I always had this as well - we need someone to ring if we can't get hold of you. Right - so you've got 3 numbers for each of me and DH (well 5 in total as one will be our joint landline) but that's still not enough?

Goodness knows what schools did in the days before mobile phones. Even if mums didn't work. they didn't sit at home all day and shock horror, might be out!

You don't need a contingency plan because they are simply not realistic for some people. And those of you who will say "well ask one of your dc's friends to be a contact - they might not be available either!) When dc was smaller I put his childminder's name down as she was genuinely always around, but now, it's either me or DH or nobody. I think they do have my mother's number but she's a distance away so is really only a contact for if DH and I were in an accident together or something.

Mulledwine1 · 05/04/2017 12:56

Do schools really expect you to leave work and collect your child inmediately at the slightest bump?? Do I need to re-think my career plans

Some do. But no you don't need to rethink your career plans. Both DH and I worked in London for some years and it was never a problem.

ForTheSakeOfFuck · 05/04/2017 13:06

Watery: I always worked near to my DCs' schools. I could have earned more elsewhere but they were my priority."
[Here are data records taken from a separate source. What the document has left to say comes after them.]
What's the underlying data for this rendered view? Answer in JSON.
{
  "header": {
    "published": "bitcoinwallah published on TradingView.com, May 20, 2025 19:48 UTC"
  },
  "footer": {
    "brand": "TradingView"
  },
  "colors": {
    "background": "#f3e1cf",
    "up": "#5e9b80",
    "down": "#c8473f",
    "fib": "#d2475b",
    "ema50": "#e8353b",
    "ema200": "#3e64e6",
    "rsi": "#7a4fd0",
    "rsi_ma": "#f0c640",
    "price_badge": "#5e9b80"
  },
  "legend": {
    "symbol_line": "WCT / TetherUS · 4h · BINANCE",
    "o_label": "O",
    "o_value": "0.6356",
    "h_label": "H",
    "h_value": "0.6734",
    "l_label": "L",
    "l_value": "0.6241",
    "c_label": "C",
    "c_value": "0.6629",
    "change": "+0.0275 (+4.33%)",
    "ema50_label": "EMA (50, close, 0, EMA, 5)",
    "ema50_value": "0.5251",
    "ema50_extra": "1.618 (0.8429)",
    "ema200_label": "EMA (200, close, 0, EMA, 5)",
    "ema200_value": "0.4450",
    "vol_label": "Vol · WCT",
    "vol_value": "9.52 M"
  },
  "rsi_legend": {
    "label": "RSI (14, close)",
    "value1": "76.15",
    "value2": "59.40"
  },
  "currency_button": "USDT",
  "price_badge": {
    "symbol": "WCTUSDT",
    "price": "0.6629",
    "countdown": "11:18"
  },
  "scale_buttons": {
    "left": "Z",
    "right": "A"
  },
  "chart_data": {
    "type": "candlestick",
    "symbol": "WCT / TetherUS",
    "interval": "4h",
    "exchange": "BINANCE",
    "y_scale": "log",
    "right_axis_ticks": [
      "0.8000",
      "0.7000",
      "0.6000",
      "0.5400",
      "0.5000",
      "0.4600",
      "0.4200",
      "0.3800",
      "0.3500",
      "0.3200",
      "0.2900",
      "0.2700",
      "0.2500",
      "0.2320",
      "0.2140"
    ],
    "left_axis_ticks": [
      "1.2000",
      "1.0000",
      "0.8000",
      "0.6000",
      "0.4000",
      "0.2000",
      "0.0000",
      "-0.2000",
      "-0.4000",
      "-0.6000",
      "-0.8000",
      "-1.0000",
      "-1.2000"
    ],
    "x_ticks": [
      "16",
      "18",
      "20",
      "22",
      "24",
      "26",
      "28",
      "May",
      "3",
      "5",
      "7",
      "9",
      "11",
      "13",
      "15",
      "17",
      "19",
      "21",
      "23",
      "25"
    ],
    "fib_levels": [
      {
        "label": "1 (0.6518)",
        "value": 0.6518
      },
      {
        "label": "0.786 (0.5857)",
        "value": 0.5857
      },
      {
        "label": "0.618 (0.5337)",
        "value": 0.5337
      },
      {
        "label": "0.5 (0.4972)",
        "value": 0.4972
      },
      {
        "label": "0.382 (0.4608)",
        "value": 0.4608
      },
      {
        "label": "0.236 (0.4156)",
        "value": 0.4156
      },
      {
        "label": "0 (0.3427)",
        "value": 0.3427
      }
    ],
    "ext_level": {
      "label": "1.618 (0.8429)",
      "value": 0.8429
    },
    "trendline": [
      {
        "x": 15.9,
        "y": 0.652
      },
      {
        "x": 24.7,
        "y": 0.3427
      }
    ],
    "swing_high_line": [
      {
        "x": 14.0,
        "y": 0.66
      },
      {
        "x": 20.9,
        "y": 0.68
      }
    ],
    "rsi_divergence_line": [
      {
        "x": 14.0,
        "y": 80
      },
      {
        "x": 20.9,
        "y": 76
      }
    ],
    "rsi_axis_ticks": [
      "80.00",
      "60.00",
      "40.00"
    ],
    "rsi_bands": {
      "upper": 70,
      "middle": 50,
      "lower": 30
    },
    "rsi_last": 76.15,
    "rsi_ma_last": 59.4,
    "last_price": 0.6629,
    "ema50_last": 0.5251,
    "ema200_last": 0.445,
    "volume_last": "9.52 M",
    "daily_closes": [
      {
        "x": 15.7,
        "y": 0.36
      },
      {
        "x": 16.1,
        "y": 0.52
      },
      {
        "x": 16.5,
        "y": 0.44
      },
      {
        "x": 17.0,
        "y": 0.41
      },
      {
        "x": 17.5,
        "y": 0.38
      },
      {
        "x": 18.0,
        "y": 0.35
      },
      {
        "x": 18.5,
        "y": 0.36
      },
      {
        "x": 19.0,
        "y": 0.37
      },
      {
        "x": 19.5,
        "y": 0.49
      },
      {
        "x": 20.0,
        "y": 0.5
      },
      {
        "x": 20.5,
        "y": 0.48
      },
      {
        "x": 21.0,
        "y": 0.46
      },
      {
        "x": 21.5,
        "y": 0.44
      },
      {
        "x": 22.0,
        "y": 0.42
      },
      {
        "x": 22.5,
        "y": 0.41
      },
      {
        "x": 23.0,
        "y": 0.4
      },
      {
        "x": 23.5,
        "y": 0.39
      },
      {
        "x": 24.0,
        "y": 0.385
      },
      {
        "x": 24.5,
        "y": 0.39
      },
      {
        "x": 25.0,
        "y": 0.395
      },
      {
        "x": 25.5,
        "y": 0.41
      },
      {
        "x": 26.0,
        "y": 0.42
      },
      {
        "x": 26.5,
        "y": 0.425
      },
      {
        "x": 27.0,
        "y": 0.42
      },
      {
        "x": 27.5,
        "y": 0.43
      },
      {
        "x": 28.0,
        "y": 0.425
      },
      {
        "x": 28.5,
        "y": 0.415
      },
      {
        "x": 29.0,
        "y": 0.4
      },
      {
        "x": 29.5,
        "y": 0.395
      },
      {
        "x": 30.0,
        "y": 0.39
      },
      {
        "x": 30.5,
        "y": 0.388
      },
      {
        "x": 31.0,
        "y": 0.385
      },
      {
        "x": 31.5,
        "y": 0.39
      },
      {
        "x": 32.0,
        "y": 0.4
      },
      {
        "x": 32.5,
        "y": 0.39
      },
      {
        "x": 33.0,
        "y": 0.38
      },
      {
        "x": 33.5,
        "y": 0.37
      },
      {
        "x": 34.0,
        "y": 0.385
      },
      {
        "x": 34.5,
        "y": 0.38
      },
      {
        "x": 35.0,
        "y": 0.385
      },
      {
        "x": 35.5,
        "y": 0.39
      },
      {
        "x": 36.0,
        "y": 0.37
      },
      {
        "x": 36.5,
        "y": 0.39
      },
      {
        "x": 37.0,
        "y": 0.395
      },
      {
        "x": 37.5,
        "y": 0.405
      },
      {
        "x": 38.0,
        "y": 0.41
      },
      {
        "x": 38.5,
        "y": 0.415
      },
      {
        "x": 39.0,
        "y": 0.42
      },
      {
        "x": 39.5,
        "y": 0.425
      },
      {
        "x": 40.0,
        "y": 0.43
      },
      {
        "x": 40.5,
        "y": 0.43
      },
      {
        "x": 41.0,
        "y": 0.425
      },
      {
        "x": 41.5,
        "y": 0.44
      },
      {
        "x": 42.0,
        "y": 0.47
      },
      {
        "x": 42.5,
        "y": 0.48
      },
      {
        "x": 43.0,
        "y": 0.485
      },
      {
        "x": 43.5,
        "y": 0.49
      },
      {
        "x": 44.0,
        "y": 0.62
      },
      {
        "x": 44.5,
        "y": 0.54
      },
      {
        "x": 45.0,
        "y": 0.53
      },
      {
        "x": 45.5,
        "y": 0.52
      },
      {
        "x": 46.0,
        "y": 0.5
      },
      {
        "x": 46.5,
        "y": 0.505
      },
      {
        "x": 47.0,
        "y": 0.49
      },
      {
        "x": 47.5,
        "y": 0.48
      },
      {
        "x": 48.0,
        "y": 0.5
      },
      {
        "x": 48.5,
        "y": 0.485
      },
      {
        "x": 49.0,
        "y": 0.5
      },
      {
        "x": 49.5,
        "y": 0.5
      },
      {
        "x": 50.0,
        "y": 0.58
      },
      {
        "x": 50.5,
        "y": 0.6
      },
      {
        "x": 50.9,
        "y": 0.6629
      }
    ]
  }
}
Wonderful for you. I am the only earner in my house. My job is pretty specialist. There are literally about forty places in the whole of the UK where I can work. Most of them are substantially (read: multiple hours) further away from our schools. In fact the bulk of them are in London, 350 miles away. I am actually incredibly lucky that, if my schools don't catch me when I'm unavailable - think surgeon-operating-on-a-patient unavailable - I could down tools, sprint to a taxi, and be at the primary in around fifteen minutes, and the grammar in about forty. So my circumstances are not so bad as many people's here, and yet, if I hadn't been lucky enough to get this job at this location, it could so easily have worked out that I'd have ended up at the next job over, 75 miles away, and I wouldn't be able to get there for hours. Because of its nature, my job brings with it a very good salary, and my DCs benefit from that in countless ways, including being able to live in a nice house, in a nice area, close to these extremely highly rated schools. Do you really think I should take an enormous paycut to get a job that pays a fraction, to then have to move to a much worse area, and as a result send my DC to schools with much poorer outcomes, just so I can be five minutes from the gate in the event that one of them gets D&V one day and needs collecting quickly? You realise how insane that entire plan is, right?

Watery: And this is exactly why teaching time is being eroded. We are expected to be nurses, counsellors, social workers etc etc. We aren't qualified for those jobs. To pretend we are is to short change the children in our care.

Once again, I don't think teachers or admin staff should be doing this. I think these jobs should be done by people hired especially for this. There should be nurses and counselors as an absolute minimum in every state school, rich or poor. Teachers should teach. Nurses should nurse. Counselors should counsel. Getting angry because parents work miles away fixes none of those things.

ForTheSakeOfFuck · 05/04/2017 13:07

And for reference, the job 75 miles away is in a very deprived urban area with extremely poorly rated schools, so either my family stay here and I commute, or they move with me and their quality of education goes right down the pan. I know which I consider more worthwhile.